Wie lassen sich noch im absoluten Elend Schönheit und menschliche Würde entdecken? Und wie kann man das zeigen, ohne die Armut, den Schmerz, die seelische Verstörung zu verkitschen oder mit einem zynischen Voyeurismus als ästhetischen Reiz auszustellen? So intensiv wie vermutlich kein anderer zeitgenössischer Theaterkünstler sucht und untersucht der belgische Choreograf Alain Platel die Schönheit im vermeintlich oder wirklich Hässlichen und eine Wahrheit des Menschen in seinen Beschädigungen. Das eine, lernen wir in seinen Aufführungen, ist ohne das andere nicht zu haben. So hat Platels Theater immer auch etwas von einer anthropologischen Forschung, die dieses seltsame Tier, den Menschen, betrachtet. „Ich bin immer überrascht, dass es nicht mehr Wahnsinn gibt auf der Welt, dass die Menschen nicht noch mehr töten oder einfach verrückt werden“, hat der Choreograf einmal gesagt.

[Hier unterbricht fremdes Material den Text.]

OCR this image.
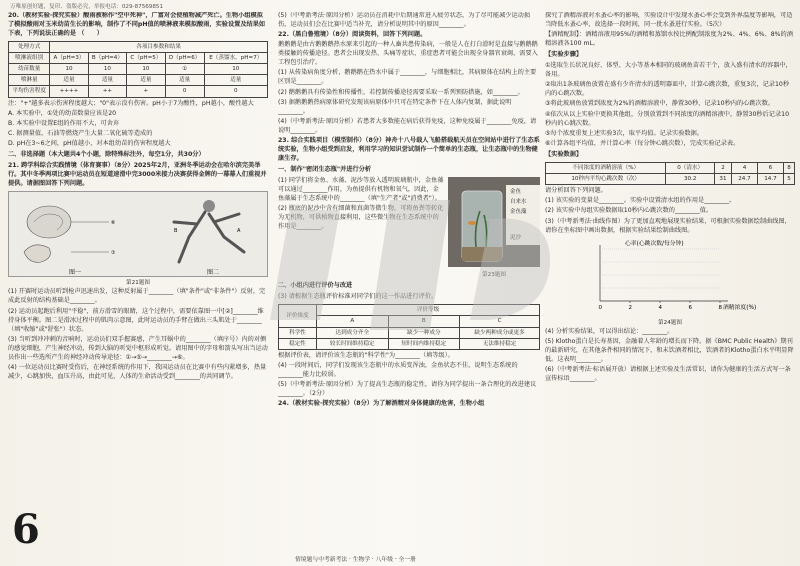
万唯原创好题，复印、盗版必究，举报电话：029-87569851

20.（教材实验·探究实验）酸雨被称作"空中死神"，广富对会使植物减产死亡。生物小组模拟了模拟酸雨对玉米幼苗生长的影响，制作了不同pH值的喷淋液来模拟酸雨，实验设置及结果如下表，下列说法正确的是 （　　）

处理方式	各项目参数和结果				
喷淋液组别	A（pH=3）	B（pH=4）	C（pH=5）	D（pH=6）	E（蒸馏水，pH=7）
幼苗数量	10	10	10	①	10
喷淋量	适量	适量	适量	适量	适量
平均伤害程度	++++	++	+	0	0

注："+"越多表示伤害程度越大；"0"表示没有伤害。pH小于7为酸性，pH越小，酸性越大

A. 本实验中，①处的幼苗数量应该是20

B. 本实验中设置E组的作用不大，可舍弃

C. 据测量值，石油等燃烧产生大量二氧化硫等造成的

D. pH在3~6之间，pH值越小，对本组幼苗的伤害程度越大

二、非选择题（本大题共4个小题，除特殊标注外，每空1分，共30分）

21. 跨学科综合实践情境（体育赛事）（8分）2025年2月，亚洲冬季运动会在哈尔滨完美举行。其中冬季两项比赛中运动员在短道速滑中完3000米接力决赛获得金牌的一幕幕人们重视并提供。请据图回答下列问题。

⑥
①
图一
B	A
图二

第21题图

(1) 开赛时运动员听到枪声迅速出发，这种反射属于________（填"条件"或"非条件"）反射，完成此反射的结构基础是________。

(2) 运动员起跑后利用"平稳"，前方滑雪的眼睛，这个过程中，需要依靠图一中[②]________维持身体平衡。图二是滑冰过程中的肌肉示意图，此时运动员的手臂在做出三头肌处于________（填"收缩"或"舒张"）状态。

(3) 当听到冲冲刺的音响时，运动员们双手握赛感，产生耳蜗中的________（填序号）内的对侧的感觉细胞，产生神经冲动，传到大脑的听觉中枢形成听觉。请用图中的字母和箭头写出当运动员作出一些选所产生的神经冲动传导途径：①→⑤→________→⑥。

(4) 一位运动员比赛时受伤后，在神经系统的作用下，我国运动员在比赛中有些内紧增多，热量减少，心跳加快，血压升高，由此可见，人体的生命活动受到________的共同调节。

6

(5)（中考新考法·原因分析）运动员在消耗中后期通常进入疲劳状态，为了尽可能减少运动损伤，运动员们会在比赛中适当补充，请分析说明其中的原因________。

22.（黑白鲁殖境）（8分）阅读资料，回答下列问题。

鹅鹅鹅是由古鹅鹅鹅热水原来引起的一种人畜共患传染病，一般是人在打白滑时是直接与鹅鹅鹅类接触的传播途径。患者会出现发热、头痛等症状，重症患者可能会出现全身器官衰竭，需要入工程包引治疗。

(1) 从传染病角度分析，鹅鹅鹅在热水中属于________，与细胞相比，其病原体在结构上的主要区别是________。

(2) 鹅鹅鹅具有传染性和传播性，若控制传播途径需要采取一系列预防措施，如________。

(3) 据鹅鹅鹅热病原体研究发现该病原体中只可在特定条件下在人体内复制，据此说明________。

(4)（中考新考法·原因分析）若患者大多数能在病后获得免疫，这种免疫属于________免疫，请说明________。

23. 综合实践项目（模型制作）（8分）神舟十八号载人飞船搭载航天员在空间站中进行了生态系统实验，生物小组受到启发，利用学习的知识尝试制作一个简单的生态瓶，让生态瓶中的生物健康生存。

一、制作"密闭生态瓶"并进行分析

(1) 同学们将金鱼、水藻、泥沙等放入透明玻璃瓶中，金鱼藻可以通过________作用，为鱼提供有机物和氧气，因此，金鱼藻属于生态系统中的________（填"生产者"或"消费者"）。

(2) 瓶底的泥沙中含有细菌和真菌等微生物，可将鱼粪等转化为无机物，可供植物直接利用，这些微生物在生态系统中的作用是________。

金鱼
自来水
金鱼藻
泥沙

第23题图

二、小组内进行评价与改进

(3) 请根据生态瓶评价标准对同学们的这一作品进行评价。

评价维度	评价等级		
	A	B	C
科学性	达到成分齐全	缺少一种成分	缺少两种成分或更多
稳定性	较长时间维持稳定	短时间内维持稳定	无法维持稳定

根据评价表，请评价该生态瓶的"科学性"为________（填等级）。

(4) 一段时间后，同学们发现该生态瓶中的水质变浑浊，金鱼状态不佳，说明生态系统的________能力比较弱。

(5)（中考新考法·原因分析）为了提高生态瓶的稳定性，请你为同学提出一条合理化的改进建议________。（2分）

24.（教材实验·探究实验）（8分）为了解酒精对身体健康的危害，生物小组

探究了酒精溶液对水蚤心率的影响，实验设计中发现水蚤心率会受到外界温度等影响，可适当降低水蚤心率，故选择一段时间，同一批水蚤进行实验。（5次）

【酒精配制】：酒精溶液用95%的酒精和蒸馏水按比例配制浓度为2%、4%、6%、8%的酒精溶液各100 mL。

【实验步骤】

①选取生长状况良好、体型、大小等基本相同的玻璃鱼苗若干个，放入盛有清水的容器中，备用。

②取出1条玻璃鱼放置在盛有少许清水的透明器皿中，计算心跳次数，重复3次，记录10秒内的心跳次数。

③将此玻璃鱼放置到浓度为2%的酒精溶液中，静置30秒，记录10秒内的心跳次数。

④依次从以上实验中更换其他组，分别放置到不同浓度的酒精溶液中，静置30秒后记录10秒内的心跳次数。

⑤每个浓度重复上述实验3次，取平均值。记录实验数据。

⑥计算各组平均值，并计算心率（每分钟心跳次数），完成实验记录表。

【实验数据】

不同浓度的酒精溶液（%）	0（清水）	2	4	6	8
10秒内平均心跳次数（次）	30.2	31	24.7	14.7	5

请分析回答下列问题。

(1) 该实验的变量是________。实验中设置清水组的作用是________。

(2) 该实验中每组实验数据取10秒内心跳次数的________值。

(3)（中考新考法·曲线作图）为了更加直观地展现实验结果，可根据实验数据绘制曲线图，请你在坐标图中画出数据，根据实验结果绘制曲线图。

心率(心跳次数/每分钟)
0	2	4	6	8 酒精浓度(%)

第24题图

(4) 分析实验结果，可以得出结论：________。

(5) Klotho蛋白是长寿基因，金融着人年龄的增长而下降。据《BMC Public Health》期刊的最新研究，在其他条件相同的情况下，和未饮酒者相比，饮酒者的Klotho蛋白水平明显降低。这表明________。

(6)（中考新考法·标语展开放）请根据上述实验及生活常识，请你为健康的生活方式写一条宣传标语________。

情境题与中考新考法 · 生物学 · 八年级 · 全一册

Alain Platel ist ausgebildeter Psychologe. Das kommt seinen Stücken zugute
Bis heute ist Platels Theater von seinem ersten Beruf geprägt. Der ausgebildete Psychologe arbeitete mit körperlich oder geistig „Behinderten“ – und er lernte von ihnen, dass die Wirklichkeit der mehr oder weniger Gesunden nur eine von vielen Möglichkeiten ist. In seiner Mozart-Bearbeitung „Wolf“ zum Beispiel spielten und sangen vor zehn Jahren zwei Gehörlose. Während der Entwicklung seines neuen Stücks „Tauberbach" besuchten er und seine Schauspieler ein Heim für schwerbehinderte Kinder – das war Teil der Probenarbeit. In „Iets op Bach“ (Etwas über Bach), einer seiner wichtigsten Arbeiten, wurde 1998 die Musik von Johann Sebastian Bach für die Bewohner einer Elendssiedlung, eine Truppe derangierter Artisten, zu einer sehr reellen Erfahrung. Wenn sie innehielten und einfach nur Bachs aus dem Nichts oder vom Himmel oder aus ihnen selbst kommende Musik hörten, hatte die Schönheit der Musik etwas von einem unabweisbaren Transzendenz- und Erlösungsversprechen.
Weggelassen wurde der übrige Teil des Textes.